This is also called \textbf{Asymmetric Cryptography}. \\
Public key Cryptography ensures confidentiality. That is, anyone will be able to encrypt their data but only the party with the private key will be able to decrypt it.
\subsection{Perfect Secrecy}
An Encryption algorithm, however complex, can be easily broken unless its perfectly secret. Perfect Secrecy relies on the condition that the ciphertext cannot be decrypted even if the decryption machine has unlimited computational power. \\
Perfect secrecy is like completely randomised ciphertext. There is no fixed rule that governs the encryption. The Encryption key is chosen by pseudorandom generators which are $ 100\% $ random.
\subsubsection{One Time Pad}
Just like Caeser shift, One time pad works on the principle of translating the letters by a certain length. However, the shift is not constant. For each letter in the original message, there is a unique encryption key. And that key is completely random, so the eavesdropper has no idea what the message is even after brute-forcing the cipher-text with unlimited computational power.

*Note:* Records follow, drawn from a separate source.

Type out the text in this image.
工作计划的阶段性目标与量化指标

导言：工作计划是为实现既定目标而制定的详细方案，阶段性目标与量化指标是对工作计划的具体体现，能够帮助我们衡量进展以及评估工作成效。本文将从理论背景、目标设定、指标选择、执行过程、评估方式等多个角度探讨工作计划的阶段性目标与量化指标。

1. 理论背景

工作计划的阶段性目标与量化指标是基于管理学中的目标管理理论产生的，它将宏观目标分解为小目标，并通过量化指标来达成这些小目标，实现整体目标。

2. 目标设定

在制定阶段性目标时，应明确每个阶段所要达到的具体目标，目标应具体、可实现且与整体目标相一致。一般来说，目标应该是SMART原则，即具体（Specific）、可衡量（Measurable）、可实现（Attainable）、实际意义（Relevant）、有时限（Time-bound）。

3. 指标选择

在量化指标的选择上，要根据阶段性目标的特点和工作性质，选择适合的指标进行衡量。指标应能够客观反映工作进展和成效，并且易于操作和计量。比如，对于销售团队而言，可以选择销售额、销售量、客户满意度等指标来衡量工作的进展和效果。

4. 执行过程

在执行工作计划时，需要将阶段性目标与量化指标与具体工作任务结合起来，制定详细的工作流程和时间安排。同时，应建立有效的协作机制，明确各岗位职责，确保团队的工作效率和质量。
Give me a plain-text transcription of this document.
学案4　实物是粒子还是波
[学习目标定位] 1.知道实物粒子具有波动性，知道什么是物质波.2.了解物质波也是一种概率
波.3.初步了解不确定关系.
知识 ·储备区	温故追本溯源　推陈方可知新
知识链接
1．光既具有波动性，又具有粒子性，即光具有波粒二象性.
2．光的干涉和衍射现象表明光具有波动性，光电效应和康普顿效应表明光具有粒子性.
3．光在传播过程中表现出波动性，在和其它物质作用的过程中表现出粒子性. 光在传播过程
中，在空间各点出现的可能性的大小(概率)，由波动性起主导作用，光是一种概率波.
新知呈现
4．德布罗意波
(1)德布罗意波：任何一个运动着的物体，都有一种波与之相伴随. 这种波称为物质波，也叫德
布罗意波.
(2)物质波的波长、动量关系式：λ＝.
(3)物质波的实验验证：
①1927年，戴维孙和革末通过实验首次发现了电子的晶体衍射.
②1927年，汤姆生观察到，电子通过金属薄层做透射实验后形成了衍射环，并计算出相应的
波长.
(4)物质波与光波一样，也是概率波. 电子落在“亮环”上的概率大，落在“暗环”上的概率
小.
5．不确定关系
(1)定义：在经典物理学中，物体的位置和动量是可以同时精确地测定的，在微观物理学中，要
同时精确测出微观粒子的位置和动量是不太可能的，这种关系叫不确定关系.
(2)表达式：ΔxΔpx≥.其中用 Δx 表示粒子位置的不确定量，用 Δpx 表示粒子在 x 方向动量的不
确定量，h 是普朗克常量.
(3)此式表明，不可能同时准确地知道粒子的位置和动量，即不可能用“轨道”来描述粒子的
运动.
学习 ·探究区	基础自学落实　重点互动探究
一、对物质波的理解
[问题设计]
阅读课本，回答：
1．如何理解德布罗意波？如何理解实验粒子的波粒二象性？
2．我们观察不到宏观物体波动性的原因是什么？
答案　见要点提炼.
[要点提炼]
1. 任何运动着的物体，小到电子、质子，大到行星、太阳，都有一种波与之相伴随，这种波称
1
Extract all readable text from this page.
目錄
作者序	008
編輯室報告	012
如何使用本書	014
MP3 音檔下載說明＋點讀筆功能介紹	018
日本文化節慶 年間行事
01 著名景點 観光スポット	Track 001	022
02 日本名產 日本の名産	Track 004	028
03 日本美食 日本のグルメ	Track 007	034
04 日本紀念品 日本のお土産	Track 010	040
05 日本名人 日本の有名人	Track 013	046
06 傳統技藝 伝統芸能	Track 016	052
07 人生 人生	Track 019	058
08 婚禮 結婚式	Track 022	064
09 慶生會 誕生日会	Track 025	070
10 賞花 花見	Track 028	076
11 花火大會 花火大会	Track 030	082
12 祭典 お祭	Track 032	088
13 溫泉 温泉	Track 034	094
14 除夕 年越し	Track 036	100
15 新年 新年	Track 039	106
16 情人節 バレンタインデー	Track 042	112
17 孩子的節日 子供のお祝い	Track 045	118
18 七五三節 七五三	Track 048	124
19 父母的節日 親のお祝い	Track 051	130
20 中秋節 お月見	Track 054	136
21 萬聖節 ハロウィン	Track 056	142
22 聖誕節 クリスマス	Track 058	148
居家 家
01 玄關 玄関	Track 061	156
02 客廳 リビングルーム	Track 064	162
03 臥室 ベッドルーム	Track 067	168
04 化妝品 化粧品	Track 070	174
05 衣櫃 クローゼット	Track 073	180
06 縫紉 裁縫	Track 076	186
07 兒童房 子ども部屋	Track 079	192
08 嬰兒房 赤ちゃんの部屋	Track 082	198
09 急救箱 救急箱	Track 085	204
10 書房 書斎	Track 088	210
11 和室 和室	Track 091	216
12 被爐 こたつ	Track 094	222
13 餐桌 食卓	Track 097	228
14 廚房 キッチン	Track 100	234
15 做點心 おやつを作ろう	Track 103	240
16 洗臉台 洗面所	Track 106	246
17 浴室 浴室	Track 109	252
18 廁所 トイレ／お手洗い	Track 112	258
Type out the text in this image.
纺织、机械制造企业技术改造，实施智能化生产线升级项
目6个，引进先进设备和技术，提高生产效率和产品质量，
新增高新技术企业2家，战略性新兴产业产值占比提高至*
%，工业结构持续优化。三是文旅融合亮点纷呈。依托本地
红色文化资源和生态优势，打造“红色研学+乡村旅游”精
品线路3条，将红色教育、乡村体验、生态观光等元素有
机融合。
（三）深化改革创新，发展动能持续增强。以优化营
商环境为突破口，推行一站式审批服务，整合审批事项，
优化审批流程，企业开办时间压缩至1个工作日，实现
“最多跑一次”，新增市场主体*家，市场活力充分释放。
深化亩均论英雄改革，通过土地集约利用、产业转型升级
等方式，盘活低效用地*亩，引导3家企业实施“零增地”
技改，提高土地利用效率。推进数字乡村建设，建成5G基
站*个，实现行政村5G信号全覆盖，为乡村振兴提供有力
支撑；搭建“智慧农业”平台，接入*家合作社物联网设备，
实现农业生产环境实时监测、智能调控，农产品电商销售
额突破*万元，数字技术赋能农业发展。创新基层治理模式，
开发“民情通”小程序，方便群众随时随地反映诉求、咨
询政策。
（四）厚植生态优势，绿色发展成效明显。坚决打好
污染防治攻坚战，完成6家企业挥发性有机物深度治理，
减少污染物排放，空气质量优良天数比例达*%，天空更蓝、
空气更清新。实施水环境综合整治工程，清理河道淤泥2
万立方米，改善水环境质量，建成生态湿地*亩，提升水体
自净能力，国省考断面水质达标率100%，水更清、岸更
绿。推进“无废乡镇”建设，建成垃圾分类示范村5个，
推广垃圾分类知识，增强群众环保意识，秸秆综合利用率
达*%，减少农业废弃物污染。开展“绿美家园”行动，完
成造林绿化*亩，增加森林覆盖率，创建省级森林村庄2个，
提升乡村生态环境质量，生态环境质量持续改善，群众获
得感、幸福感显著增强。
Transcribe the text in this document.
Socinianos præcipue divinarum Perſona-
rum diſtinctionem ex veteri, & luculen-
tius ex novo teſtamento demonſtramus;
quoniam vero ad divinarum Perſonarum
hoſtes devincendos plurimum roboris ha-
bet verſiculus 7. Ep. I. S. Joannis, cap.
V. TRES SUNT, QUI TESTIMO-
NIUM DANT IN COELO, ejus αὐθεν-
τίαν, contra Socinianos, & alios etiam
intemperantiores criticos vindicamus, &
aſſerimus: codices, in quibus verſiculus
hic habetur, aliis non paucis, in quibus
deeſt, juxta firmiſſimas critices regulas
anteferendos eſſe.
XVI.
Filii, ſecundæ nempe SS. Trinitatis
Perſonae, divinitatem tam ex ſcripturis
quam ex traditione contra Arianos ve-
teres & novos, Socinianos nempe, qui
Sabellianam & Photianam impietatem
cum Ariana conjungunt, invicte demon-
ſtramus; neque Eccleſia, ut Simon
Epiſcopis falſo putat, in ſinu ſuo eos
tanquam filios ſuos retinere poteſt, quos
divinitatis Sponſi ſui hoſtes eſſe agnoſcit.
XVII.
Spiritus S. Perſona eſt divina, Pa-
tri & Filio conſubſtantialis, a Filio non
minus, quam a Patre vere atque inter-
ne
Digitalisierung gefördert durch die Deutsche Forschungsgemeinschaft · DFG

\subsubsection{Demonstration}
I will show a demonstration of how perfectly secret texts cannot be deciphered.\\
Suppose you want to encrypt a message BAD DOG with a One time pad XIF CLM (each letter chosen randomly). So after running the encryption algorithm..
\begin{center}
(XIF CLM):(BAD DOG) $ \longrightarrow $ ZJJ GAT
\end{center}
Now, the eavesdropper will try to identify the pattern in the ciphertext. Since the encryption key was chosen completely randomly and is of the same length of the message, so there will not be any observable pattern in the text. Using Brute force as the last resort, he'll try to get every possible feasible outcome. On trying out a few keys
\begin{center}
(UIP DZZ):(ZJJ GAT) $ \longleftarrow $ EAT CAT\\
(XIF CLM):(ZJJ GAT) $ \longleftarrow $ BAD DOG\\
(TIP FMZ):(ZJJ GAT) $ \longleftarrow $ FAT ANT\\
\end{center}
Since, each of the decrypted messages EAT CAT, BAD DOG, FAT ANT have equal probability of being the original message, there is now way the eavesdropper will be certain of the actual message.